The soundtracks of the Tony Hawk series have always been an eclectic mix that is as varied as skateboarding style itself. Tony Hawk 4 is no exception, from the AC/DC title track to the inclusion of NWA's classic radio hit, Express Yourself. Most of the soundtrack is pretty good, and there are over 30 tracks featured, but there are a few songs that could have probably stood to be left out. Specifically, four tracks came from two of the game's skaters. They aren't awful, but come across as perhaps a bit too self-indulgent. Still, the stock playlist can be edited on a track-by-track basis, so you can turn off, say, System of a Down or Delinquent Habits if they don't fit your idea of skate-friendly music. Or you can look to the Xbox hard drive for any music you may have ripped.
It's not a dramatic departure from the series, but why mess with success?
Unlike the PlayStation 2 version of Tony Hawk's Pro Skater 4, the Xbox version doesn't have any online support. With the Xbox Live launch right around the corner and Xbox Live-enabled games already on shelves, this is a real shame, because online play definitely adds a lot of replay value to the game. In an attempt to make up for this, the Xbox version of the game has system link play, so if you happen to be on a LAN with a lot of other Xbox owners, you can enjoy most of the features found in the PlayStation 2 release. The player limit has been raised from four to eight, which is handy considering that it'd be easy to lose three other players in such large levels. All the modes from Tony Hawk 3 return, including capture the flag, which previously was only in the PC version of Tony Hawk 3. There are some new modes, such as score attack, which ends when a player reaches a certain score, combo mambo, which keeps track of which player has done the largest combo within a certain time limit, and goal attack, which lets you enable any of the career mode goals, giving victory to the player that can complete all the goals first. The game is also set up for team play. You can set up multiple teams in all of the game's online modes, which lets you set up some pretty cool variations. Sure, you can win a combo mambo game by yourself, but what if you're playing against the best combos of three other players? The team options are a nice touch. The game also features decent two-player splitscreen support, for players not able to play system link games.
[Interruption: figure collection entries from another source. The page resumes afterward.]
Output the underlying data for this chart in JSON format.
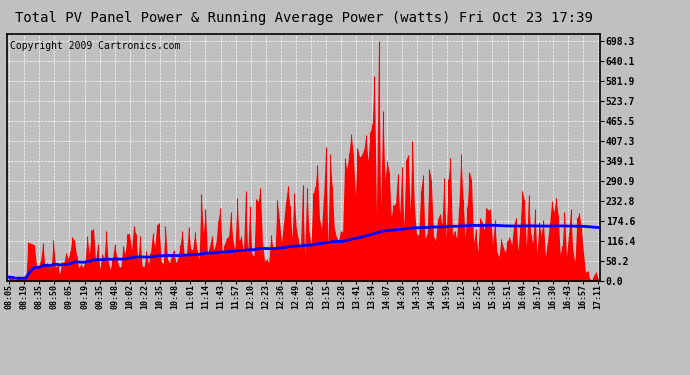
{
  "title": "Total PV Panel Power & Running Average Power (watts) Fri Oct 23 17:39",
  "copyright": "Copyright 2009 Cartronics.com",
  "y_ticks": [
    0.0,
    58.2,
    116.4,
    174.6,
    232.8,
    290.9,
    349.1,
    407.3,
    465.5,
    523.7,
    581.9,
    640.1,
    698.3
  ],
  "y_max": 720,
  "y_min": 0,
  "bar_color": "#FF0000",
  "line_color": "#0000FF",
  "background_color": "#C0C0C0",
  "plot_background": "#C0C0C0",
  "title_fontsize": 10,
  "copyright_fontsize": 7,
  "x_labels": [
    "08:05",
    "08:19",
    "08:35",
    "08:50",
    "09:05",
    "09:19",
    "09:35",
    "09:48",
    "10:02",
    "10:22",
    "10:35",
    "10:48",
    "11:01",
    "11:14",
    "11:43",
    "11:57",
    "12:10",
    "12:23",
    "12:36",
    "12:49",
    "13:02",
    "13:15",
    "13:28",
    "13:41",
    "13:54",
    "14:07",
    "14:20",
    "14:33",
    "14:46",
    "14:59",
    "15:12",
    "15:25",
    "15:38",
    "15:51",
    "16:04",
    "16:17",
    "16:30",
    "16:43",
    "16:57",
    "17:11"
  ]
}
While fans of the previous games will find the redesigned career mode a little foreign at first, it definitely makes for a longer game with a lot less repetition than you saw in previous installments, which asked you to play the game over and over again with each skater to unlock their secrets. The deeper single-player and improved multiplayer modes makes Tony Hawk's Pro Skater 4 the most tightly-packed installment in the series to date, and the slightly refined gameplay is still unmatched in the action sports arena. In short, anyone with even a remote interest in either the genre or the real-life sport should purchase this game as soon as possible.